Ok. But it definitely impacts transfer performance. For example setting request_timeout to 10 sec. will produce 30 sec. upload and 10 sec. dead (timeout) time. Increasing request_timeout value will increase dead time accordingly (see T value in picture below). We can see now, the timeout effectively reduce a throughout. Of course it can be seen for larger packages (around 300MiBi) in total. But the behavior is there. My proposal would be: passing a value of about 200ms as a timeout to python-requests library and doing as many 200ms requests as matches into request_timeout value. In that case the upload of larger packages shall be much more performant. Also the backward compatibility shall be perfect. @memsharded Could you imagine such change?

On the other hand I do not know, if artifactory server or network will kick conan client out, if it polls status every ~200ms.

What are your thoughts here?

I tend to think this is some kind of resource exhaustion, on server side, network layer (sometimes, specially in corporate networks with firewalls, vpns, proxies, etc, we have seen intermediate layers imposing limits).

Agree. It is highly likely the problem. I investigate it with server folks.

memsharded commented 3 weeks ago

@memsharded Could you imagine such change?

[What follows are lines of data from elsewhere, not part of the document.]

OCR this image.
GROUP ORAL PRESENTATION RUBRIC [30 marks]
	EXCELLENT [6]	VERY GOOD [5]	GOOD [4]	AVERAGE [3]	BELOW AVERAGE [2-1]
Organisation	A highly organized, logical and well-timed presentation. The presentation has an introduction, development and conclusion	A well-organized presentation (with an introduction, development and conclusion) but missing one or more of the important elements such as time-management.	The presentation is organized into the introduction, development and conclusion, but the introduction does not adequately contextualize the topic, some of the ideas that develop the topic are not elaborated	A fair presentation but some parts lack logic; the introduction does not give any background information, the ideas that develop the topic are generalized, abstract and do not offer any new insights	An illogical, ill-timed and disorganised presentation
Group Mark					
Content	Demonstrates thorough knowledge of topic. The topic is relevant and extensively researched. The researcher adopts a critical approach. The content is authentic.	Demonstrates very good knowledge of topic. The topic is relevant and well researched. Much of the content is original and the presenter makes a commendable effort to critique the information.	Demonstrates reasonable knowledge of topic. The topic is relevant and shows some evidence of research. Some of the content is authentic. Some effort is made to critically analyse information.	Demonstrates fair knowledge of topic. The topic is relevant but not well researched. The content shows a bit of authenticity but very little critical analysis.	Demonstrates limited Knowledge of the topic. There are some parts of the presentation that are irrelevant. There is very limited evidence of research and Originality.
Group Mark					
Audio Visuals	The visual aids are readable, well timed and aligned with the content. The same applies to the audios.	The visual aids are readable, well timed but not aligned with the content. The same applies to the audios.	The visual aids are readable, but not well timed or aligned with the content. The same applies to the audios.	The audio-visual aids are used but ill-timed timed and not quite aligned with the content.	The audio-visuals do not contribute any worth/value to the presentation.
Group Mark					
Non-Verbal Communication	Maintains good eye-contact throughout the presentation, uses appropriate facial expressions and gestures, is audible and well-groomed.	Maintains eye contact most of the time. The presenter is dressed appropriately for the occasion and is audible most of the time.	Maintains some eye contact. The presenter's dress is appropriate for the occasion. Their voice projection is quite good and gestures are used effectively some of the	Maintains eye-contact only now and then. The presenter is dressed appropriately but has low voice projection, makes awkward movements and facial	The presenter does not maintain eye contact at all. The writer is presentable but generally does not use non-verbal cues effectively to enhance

I am not sure about this. The timeouts only happen under some circumstances, where the server doesn't really respond. But this is very rarely the case. Conan is not waiting 60 seconds (the default right now) after each upload. This timeout is not something we control, so there is no way to set up a 200ms timeout then have python-requests do 200ms requests, this is internal to python-requests.

Also, we try to follow as much as possible the "experts" defaults. In this case the python-requests default is None which means wait for ever. We reduced that to 60 seconds, which seems a reasonable limit for any server. But trying to set it to something less than a few seconds might fail very often even for quite performant servers, note these servers load might be huge.

Agree. It is highly likely the problem. I investigate it with server folks.

Yes, in any case, the performance of transfers should be a separate discussion if anything, lets keep this ticket focused on the timeout.

KozhinovAlexander commented 3 weeks ago

@memsharded Do you have a jfrog artifactory server to reproduce the behavior? In that case I could provide you simple conan package, which reproduces mentioned timeout behavior, s.t. you see timeout impacts transfer performance.

memsharded commented 3 weeks ago

For testing I usually use a server running locally in my computer, but that might not be the best to test real network issues.